La poésie doit faire attention. Moi là, je dois faire attention. Elle doit veiller à rester l'opposée du discours, son inverse même. Elle ne s'adresse pas aux foules, mais à l'homme seul. Elle est l'homme seul au fond de sa cellule. Elle est Nazim Hikmet, ou Abdellatif Laabi, ou Ashraf Fayad. Et tant qu'il y aura des cellules, les hommes taperont les mots entre eux pour faire du feu.
Ma poésie, dit merde et merci. Pas la peine de mouliner des bras. C'est déjà beaucoup ça. Merde et merci. Ici et maintenant, vous vous en doutez, ce seront surtout des mercis :
Merci à Emilie, Gaspard et Joseph qui m'écrivent chaque jour. Merci à mon frère, à ma mère, à ceux d'où je viens.
Merci à Charles Bukowski et Christian Bobin qui m'ont fait comprendre à 20 ans qu'entre deux silences tout était permis.
Merci à la fraternité de bras cassés que j'ai trouvé en poésie. La famille infâme. L'armée de la nuit.
Merci à la mine de rien avec laquelle j'écris.
Merci à Yves Artufel, Joel Bastard, Daniel Labedan, Vincent Rougier, Claude Vercey, Jean Marc Flahaut, Jean louis Massot, George Cathalo, Roger Lahu, Jacques Josse, Caroline Gérard, Lucien Suel, Frederic Houdaer, Jean Baptiste Gendarme, Jean-Maurice de Montrémy et Catherine Argant qui ont chacun été des jalons indispensables et des humains bienveillants.

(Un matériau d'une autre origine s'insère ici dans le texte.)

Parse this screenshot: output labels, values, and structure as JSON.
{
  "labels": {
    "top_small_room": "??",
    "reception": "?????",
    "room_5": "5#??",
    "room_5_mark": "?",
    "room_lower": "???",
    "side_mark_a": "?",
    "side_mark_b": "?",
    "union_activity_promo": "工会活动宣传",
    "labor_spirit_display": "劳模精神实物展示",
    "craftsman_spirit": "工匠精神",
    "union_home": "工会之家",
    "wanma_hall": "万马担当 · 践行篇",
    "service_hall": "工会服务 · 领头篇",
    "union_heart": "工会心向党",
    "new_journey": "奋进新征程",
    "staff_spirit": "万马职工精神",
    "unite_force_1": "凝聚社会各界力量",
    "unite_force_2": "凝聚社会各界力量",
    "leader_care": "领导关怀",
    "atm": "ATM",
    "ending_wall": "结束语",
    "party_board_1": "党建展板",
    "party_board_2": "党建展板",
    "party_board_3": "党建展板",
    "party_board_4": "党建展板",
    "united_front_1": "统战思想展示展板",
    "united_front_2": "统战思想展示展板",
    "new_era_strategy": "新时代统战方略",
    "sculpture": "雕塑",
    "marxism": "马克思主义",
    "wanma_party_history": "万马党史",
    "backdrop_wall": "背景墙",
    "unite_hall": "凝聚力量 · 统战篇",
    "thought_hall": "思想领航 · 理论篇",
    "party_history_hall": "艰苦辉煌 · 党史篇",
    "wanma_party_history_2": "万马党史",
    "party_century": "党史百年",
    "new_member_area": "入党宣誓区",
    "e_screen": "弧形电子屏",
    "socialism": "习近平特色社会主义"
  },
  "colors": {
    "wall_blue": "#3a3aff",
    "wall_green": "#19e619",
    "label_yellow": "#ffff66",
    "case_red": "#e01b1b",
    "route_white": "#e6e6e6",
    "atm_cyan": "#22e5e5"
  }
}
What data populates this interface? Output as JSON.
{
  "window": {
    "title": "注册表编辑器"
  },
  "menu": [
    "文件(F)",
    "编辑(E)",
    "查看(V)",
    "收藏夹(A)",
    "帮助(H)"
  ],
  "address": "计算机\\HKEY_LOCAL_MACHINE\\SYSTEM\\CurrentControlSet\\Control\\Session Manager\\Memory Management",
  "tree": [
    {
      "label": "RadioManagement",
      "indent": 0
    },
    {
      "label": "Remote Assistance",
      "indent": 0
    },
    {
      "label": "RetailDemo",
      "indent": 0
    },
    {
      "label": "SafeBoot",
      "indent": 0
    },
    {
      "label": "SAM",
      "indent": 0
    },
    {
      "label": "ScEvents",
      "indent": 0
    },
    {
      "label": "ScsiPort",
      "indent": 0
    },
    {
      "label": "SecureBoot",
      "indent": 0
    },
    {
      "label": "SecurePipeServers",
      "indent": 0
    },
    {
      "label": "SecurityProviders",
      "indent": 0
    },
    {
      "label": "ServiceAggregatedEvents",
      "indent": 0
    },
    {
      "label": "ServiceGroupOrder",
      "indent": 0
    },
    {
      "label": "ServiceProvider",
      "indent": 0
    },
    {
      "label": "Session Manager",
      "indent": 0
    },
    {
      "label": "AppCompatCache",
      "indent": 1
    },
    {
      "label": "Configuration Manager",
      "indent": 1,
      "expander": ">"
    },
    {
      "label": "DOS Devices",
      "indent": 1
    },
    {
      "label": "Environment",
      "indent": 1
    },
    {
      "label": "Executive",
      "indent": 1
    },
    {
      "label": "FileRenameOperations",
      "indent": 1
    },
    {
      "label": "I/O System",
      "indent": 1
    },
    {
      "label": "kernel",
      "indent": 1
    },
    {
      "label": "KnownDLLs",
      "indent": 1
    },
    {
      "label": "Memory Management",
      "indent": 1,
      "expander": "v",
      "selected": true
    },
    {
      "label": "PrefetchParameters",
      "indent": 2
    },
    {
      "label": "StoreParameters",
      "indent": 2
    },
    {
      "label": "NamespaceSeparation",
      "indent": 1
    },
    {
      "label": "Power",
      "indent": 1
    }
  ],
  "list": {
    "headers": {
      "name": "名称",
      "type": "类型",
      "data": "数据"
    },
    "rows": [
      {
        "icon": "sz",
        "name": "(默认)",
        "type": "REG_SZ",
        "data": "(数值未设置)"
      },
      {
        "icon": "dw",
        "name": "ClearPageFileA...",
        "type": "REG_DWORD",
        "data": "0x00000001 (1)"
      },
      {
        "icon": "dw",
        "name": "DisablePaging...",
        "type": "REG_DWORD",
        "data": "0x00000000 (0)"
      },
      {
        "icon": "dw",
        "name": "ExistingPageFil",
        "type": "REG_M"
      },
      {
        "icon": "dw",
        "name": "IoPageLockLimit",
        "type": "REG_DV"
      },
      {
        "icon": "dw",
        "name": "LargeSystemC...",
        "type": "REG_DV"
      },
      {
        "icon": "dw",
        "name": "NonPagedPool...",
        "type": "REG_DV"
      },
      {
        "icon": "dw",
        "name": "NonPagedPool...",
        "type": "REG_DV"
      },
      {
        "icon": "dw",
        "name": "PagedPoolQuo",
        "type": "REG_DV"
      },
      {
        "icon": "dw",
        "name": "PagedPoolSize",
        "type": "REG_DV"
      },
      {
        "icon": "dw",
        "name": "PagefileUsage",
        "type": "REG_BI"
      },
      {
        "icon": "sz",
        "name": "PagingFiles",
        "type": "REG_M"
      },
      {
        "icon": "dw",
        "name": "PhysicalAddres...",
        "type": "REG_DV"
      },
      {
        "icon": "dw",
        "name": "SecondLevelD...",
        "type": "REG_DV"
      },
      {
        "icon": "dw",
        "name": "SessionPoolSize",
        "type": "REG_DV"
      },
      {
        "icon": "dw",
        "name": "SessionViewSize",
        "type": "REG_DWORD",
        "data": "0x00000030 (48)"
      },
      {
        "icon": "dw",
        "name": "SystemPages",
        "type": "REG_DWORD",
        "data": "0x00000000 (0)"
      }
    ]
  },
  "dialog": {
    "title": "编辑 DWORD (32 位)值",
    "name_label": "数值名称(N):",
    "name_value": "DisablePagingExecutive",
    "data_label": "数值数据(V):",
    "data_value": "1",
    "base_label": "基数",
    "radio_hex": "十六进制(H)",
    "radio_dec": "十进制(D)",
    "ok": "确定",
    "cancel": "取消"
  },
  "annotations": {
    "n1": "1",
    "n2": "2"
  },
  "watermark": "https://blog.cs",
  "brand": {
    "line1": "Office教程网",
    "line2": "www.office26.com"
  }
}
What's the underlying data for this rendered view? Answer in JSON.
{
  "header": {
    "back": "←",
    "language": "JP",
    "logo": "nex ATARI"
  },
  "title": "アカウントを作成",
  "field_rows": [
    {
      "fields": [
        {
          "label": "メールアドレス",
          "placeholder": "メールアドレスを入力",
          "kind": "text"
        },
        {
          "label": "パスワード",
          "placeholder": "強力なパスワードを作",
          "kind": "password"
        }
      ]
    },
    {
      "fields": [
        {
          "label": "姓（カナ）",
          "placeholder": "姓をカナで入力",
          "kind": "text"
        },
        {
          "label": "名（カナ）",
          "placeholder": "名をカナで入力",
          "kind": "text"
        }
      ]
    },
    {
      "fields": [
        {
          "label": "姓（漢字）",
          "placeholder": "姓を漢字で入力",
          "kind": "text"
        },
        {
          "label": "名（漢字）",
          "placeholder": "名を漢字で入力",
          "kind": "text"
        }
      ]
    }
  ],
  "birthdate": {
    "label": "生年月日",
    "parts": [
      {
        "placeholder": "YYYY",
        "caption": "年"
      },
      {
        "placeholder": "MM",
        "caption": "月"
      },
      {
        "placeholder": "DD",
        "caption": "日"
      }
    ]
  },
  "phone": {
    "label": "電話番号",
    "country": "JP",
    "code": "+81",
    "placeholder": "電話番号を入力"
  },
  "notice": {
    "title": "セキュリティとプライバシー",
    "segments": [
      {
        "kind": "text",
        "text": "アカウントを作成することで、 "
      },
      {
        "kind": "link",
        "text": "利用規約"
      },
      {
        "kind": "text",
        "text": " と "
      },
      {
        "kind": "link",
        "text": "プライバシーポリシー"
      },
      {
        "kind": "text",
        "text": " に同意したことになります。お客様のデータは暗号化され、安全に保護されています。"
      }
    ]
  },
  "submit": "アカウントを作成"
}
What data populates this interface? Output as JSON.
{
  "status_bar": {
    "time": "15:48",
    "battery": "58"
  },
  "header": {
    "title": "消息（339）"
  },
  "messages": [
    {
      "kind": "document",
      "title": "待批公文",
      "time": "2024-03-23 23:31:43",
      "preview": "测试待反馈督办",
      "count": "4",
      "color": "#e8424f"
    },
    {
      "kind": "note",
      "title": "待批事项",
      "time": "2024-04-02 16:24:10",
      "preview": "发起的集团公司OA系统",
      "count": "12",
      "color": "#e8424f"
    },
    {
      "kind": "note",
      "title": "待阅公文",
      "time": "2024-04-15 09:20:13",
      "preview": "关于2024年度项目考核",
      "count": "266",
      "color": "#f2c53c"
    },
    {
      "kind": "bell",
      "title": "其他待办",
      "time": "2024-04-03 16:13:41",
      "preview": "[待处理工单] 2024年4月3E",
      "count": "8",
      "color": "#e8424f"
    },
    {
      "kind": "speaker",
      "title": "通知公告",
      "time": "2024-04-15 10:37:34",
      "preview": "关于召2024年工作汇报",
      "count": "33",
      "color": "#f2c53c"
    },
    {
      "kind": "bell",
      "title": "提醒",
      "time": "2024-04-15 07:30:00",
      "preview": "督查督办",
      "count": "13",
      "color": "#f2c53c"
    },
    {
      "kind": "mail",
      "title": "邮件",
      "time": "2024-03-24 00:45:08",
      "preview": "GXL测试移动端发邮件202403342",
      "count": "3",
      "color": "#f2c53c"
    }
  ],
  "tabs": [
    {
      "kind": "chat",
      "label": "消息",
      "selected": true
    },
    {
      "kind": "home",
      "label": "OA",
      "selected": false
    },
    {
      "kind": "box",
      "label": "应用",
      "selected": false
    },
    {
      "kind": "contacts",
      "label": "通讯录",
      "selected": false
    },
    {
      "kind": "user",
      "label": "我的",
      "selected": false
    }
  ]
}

Merci à Pierre-Jean Balzan mon éditeur foncièrement tout doux de La Fosses aux Ours dont j'admire les ouvrages depuis si longtemps.
Merci à la prof de français de collège qui m'a humilié un soir de conseil de classe en insistant sur le fait que j'étais incapable de suivre un cursus de lettre normal.
Merci à la mort, à la solitude et à la drogue, ces nourritures qui vous mangent.
Merci aux matins du Luberon.
Merci à Jean-Claude Pirotte, kobayashi Issa, Eugène Guillevic, Georges Perros, Jules Mougin, Céline, François de Cornière, Richard Brautigan d'être des morceaux de mon coeur.
Merci à la ville de Lyon, à L'espace Pandora et à René Leynaud qui trouve ici un nouveau moyen de résister.
Et enfin puisque nous sommes à Lyon, je voudrais pour conclure dédier ce prix à Aline et Pierre Autin-Grenier qui incarnent pour moi ce que la poésie et la résistance auront copulé de plus doux.